Bangladesh Bank has fixed the minimum paid-up capital for digital banks at Tk 3 billion, more than double the Tk 1.25 billion requirement outlined in its June 2023 guidelines.
The central bank issued a circular on Thursday to managing directors and chief executives of all scheduled banks, notifying them of the revised requirement.
Senior officials said Bangladesh Bank is preparing to invite new applications for digital bank licences, with the matter set to be discussed at the board meeting on Aug 27, reports bdnews24.com.
Further amendments to the existing guidelines are also being considered.

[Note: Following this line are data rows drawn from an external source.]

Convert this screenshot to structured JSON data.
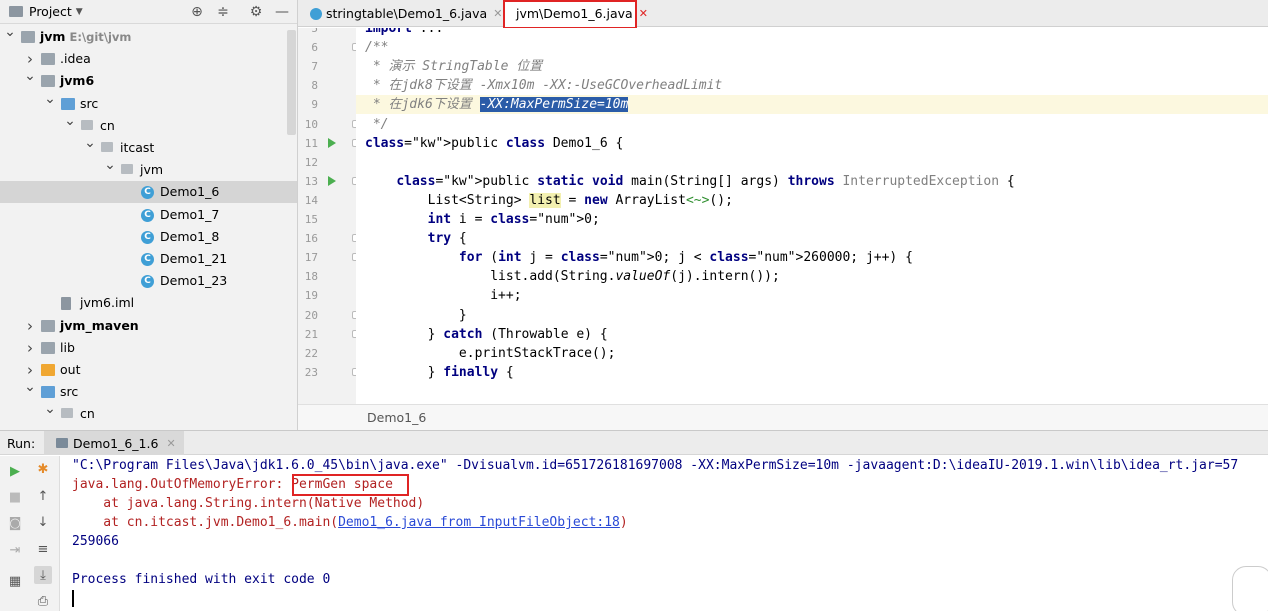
{
  "project": {
    "title": "Project",
    "tree": [
      {
        "label": "jvm",
        "path": "E:\\git\\jvm",
        "bold": true,
        "arrow": "down",
        "icon": "folder-grey",
        "depth": 0
      },
      {
        "label": ".idea",
        "arrow": "right",
        "icon": "folder-grey",
        "depth": 1
      },
      {
        "label": "jvm6",
        "bold": true,
        "arrow": "down",
        "icon": "folder-grey",
        "depth": 1
      },
      {
        "label": "src",
        "arrow": "down",
        "icon": "folder-blue",
        "depth": 2
      },
      {
        "label": "cn",
        "arrow": "down",
        "icon": "pkg",
        "depth": 3
      },
      {
        "label": "itcast",
        "arrow": "down",
        "icon": "pkg",
        "depth": 4
      },
      {
        "label": "jvm",
        "arrow": "down",
        "icon": "pkg",
        "depth": 5
      },
      {
        "label": "Demo1_6",
        "icon": "class",
        "depth": 6,
        "selected": true
      },
      {
        "label": "Demo1_7",
        "icon": "class",
        "depth": 6
      },
      {
        "label": "Demo1_8",
        "icon": "class",
        "depth": 6
      },
      {
        "label": "Demo1_21",
        "icon": "class",
        "depth": 6
      },
      {
        "label": "Demo1_23",
        "icon": "class",
        "depth": 6
      },
      {
        "label": "jvm6.iml",
        "icon": "iml",
        "depth": 2
      },
      {
        "label": "jvm_maven",
        "bold": true,
        "arrow": "right",
        "icon": "folder-grey",
        "depth": 1
      },
      {
        "label": "lib",
        "arrow": "right",
        "icon": "folder-grey",
        "depth": 1
      },
      {
        "label": "out",
        "arrow": "right",
        "icon": "folder-orange",
        "depth": 1
      },
      {
        "label": "src",
        "arrow": "down",
        "icon": "folder-blue",
        "depth": 1
      },
      {
        "label": "cn",
        "arrow": "down",
        "icon": "pkg",
        "depth": 2
      }
    ]
  },
  "editor": {
    "tabs": [
      {
        "label": "stringtable\\Demo1_6.java",
        "active": false
      },
      {
        "label": "jvm\\Demo1_6.java",
        "active": true
      }
    ],
    "lines": [
      {
        "n": "5",
        "text": "import ..."
      },
      {
        "n": "6",
        "text": "/**"
      },
      {
        "n": "7",
        "text": " * 演示 StringTable 位置"
      },
      {
        "n": "8",
        "text": " * 在jdk8下设置 -Xmx10m -XX:-UseGCOverheadLimit"
      },
      {
        "n": "9",
        "text": " * 在jdk6下设置 ",
        "sel": "-XX:MaxPermSize=10m"
      },
      {
        "n": "10",
        "text": " */"
      },
      {
        "n": "11",
        "text": "public class Demo1_6 {"
      },
      {
        "n": "12",
        "text": ""
      },
      {
        "n": "13",
        "text": "    public static void main(String[] args) throws InterruptedException {"
      },
      {
        "n": "14",
        "text": "        List<String> list = new ArrayList<~>();"
      },
      {
        "n": "15",
        "text": "        int i = 0;"
      },
      {
        "n": "16",
        "text": "        try {"
      },
      {
        "n": "17",
        "text": "            for (int j = 0; j < 260000; j++) {"
      },
      {
        "n": "18",
        "text": "                list.add(String.valueOf(j).intern());"
      },
      {
        "n": "19",
        "text": "                i++;"
      },
      {
        "n": "20",
        "text": "            }"
      },
      {
        "n": "21",
        "text": "        } catch (Throwable e) {"
      },
      {
        "n": "22",
        "text": "            e.printStackTrace();"
      },
      {
        "n": "23",
        "text": "        } finally {"
      }
    ],
    "breadcrumb": "Demo1_6"
  },
  "run": {
    "label": "Run:",
    "tab_label": "Demo1_6_1.6",
    "console": {
      "cmd": "\"C:\\Program Files\\Java\\jdk1.6.0_45\\bin\\java.exe\" -Dvisualvm.id=651726181697008 -XX:MaxPermSize=10m -javaagent:D:\\ideaIU-2019.1.win\\lib\\idea_rt.jar=57",
      "err_prefix": "java.lang.OutOfMemoryError: ",
      "err_msg": "PermGen space",
      "trace1": "    at java.lang.String.intern(Native Method)",
      "trace2_prefix": "    at cn.itcast.jvm.Demo1_6.main(",
      "trace2_link": "Demo1_6.java from InputFileObject:18",
      "trace2_suffix": ")",
      "output": "259066",
      "finished": "Process finished with exit code 0"
    }
  }
}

Central bank spokesperson Arief Hossain Khan said, “Work is underway on this. Revisions are being made to the digital banking guidelines, though I do not know exactly which points are being changed.”
Currently, entrepreneurs seeking a conventional bank licence must hold at least Tk 5 billion in capital. Paid-up capital refers to the portion of a company’s issued share capital that shareholders have fully paid.
Bangladesh Bank first paved the way for digital banks in June 2023, approving guidelines that set the capital threshold at Tk 1.25 billion. That year, it invited applications and received 52, later shortlisting nine for board review.
In August 2023, letters of intent were issued to Nagad Digital Bank PLC and Kori Digital Bank PLC. But following the political shift in August last year, allegations emerged that some of these ventures had been set up abroad with laundered money. As a result, Bangladesh Bank suspended Nagad’s licence and has yet to issue one to Kori.